Legislativamente, attraverso il servizio personalizzato di consulenza legislativa dà l’opportunità, qualsiasi sia il settore di vostro interesse, di incidere sul processo decisionale legislativo e parlamentare tramite anche l’ideazione e la stesura di proposte di legge, disegni di legge ed emendamenti. Vengono, allo stesso tempo, ideati e preparati, nonché presentati tutti i restanti atti parlamentari:

  • le interrogazioni, le quali sono domande scritte che i parlamentari presentano al Governo per sapere se un fatto sia vero, o se il Governo ne abbia notizia, o se abbia preso o intenda prendere provvedimenti su un oggetto determinato. I deputati possono chiedere di ricevere la risposta in Assemblea, in Commissione o scritta. Tra le interrogazioni, si segnalano quelle a risposta immediata (il question time), che si svolgono sia in Assemblea (trasmesse in diretta televisiva), sia nelle Commissioni, e che sono caratterizzate da uno svolgimento particolarmente rapido;
  • le interpellanze, che si svolgono solo in Assemblea, sono domande scritte sui motivi o sugli intendimenti della condotta del Governo in questioni che riguardano determinati aspetti della sua politica. Nella prassi, inoltre, il Governo – anche su richiesta dei gruppi – può rendere informative urgenti alla Camera su questioni di particolare rilievo e attualità;
  • la mozione, con la quale è possibile proporre un dibattito e una deliberazione in Assemblea e che contiene una determinata direttiva al Governo;
  • la risoluzione, con cui possono concludersi, in Assemblea, i dibattiti sulle comunicazioni del Governo o quelli per la discussione di mozioni. In Commissione la risoluzione ha carattere autonomo e consente di definire indirizzi settoriali sugli argomenti di competenza di ciascuna Commissione permanente
  • gli ordini del giorno di istruzione al Governo per l’attuazione delle leggi, che possono essere presentati nel corso dell’esame di progetti di legge.

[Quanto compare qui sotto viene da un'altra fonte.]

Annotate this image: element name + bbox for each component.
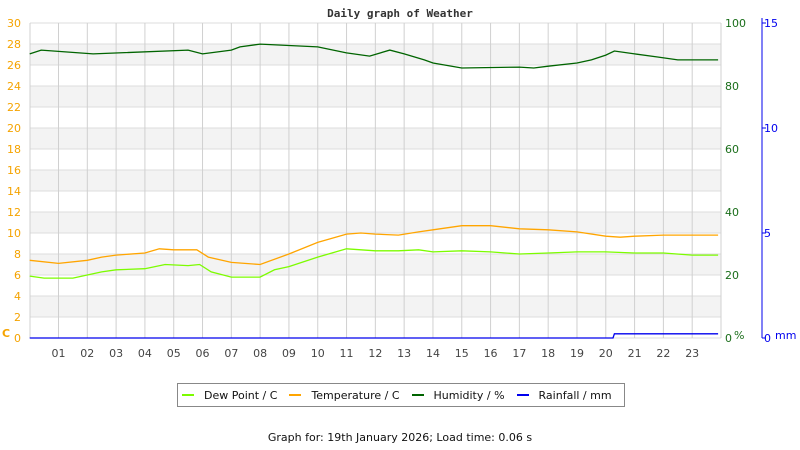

Oltre alla consulenza e assistenza legislativa, si fornisce, infine, assistenza e supporto per i procedimenti parlamentari conoscitivi:

  • le indagini conoscitive; le Commissioni hanno il potere di svolgere indagini conoscitive sulle materie di rispettiva competenza, per acquisire elementi utili al proprio lavoro e a quello della Camera in generale, ascoltando qualunque persona sia in grado di fornire elementi utili ai fini dell’indagine. Delle sedute svolte dalle Commissioni in sede di indagine conoscitiva è pubblicato il resoconto stenografico,
  • le audizioni che godono di un regime peculiare di pubblicità (in particolare, ne è pubblicato il resoconto stenografico). Ma alle Commissioni è consentito dalla prassi ascoltare anche altri soggetti, sia pure in modo informale (non si pubblicano, cioè, resoconti): così, ad esempio, possono svolgersi audizioni informali di responsabili di rilevanti settori sociali, degli organismi professionali e di chiunque sia esperto in merito allo specifico problema in esame.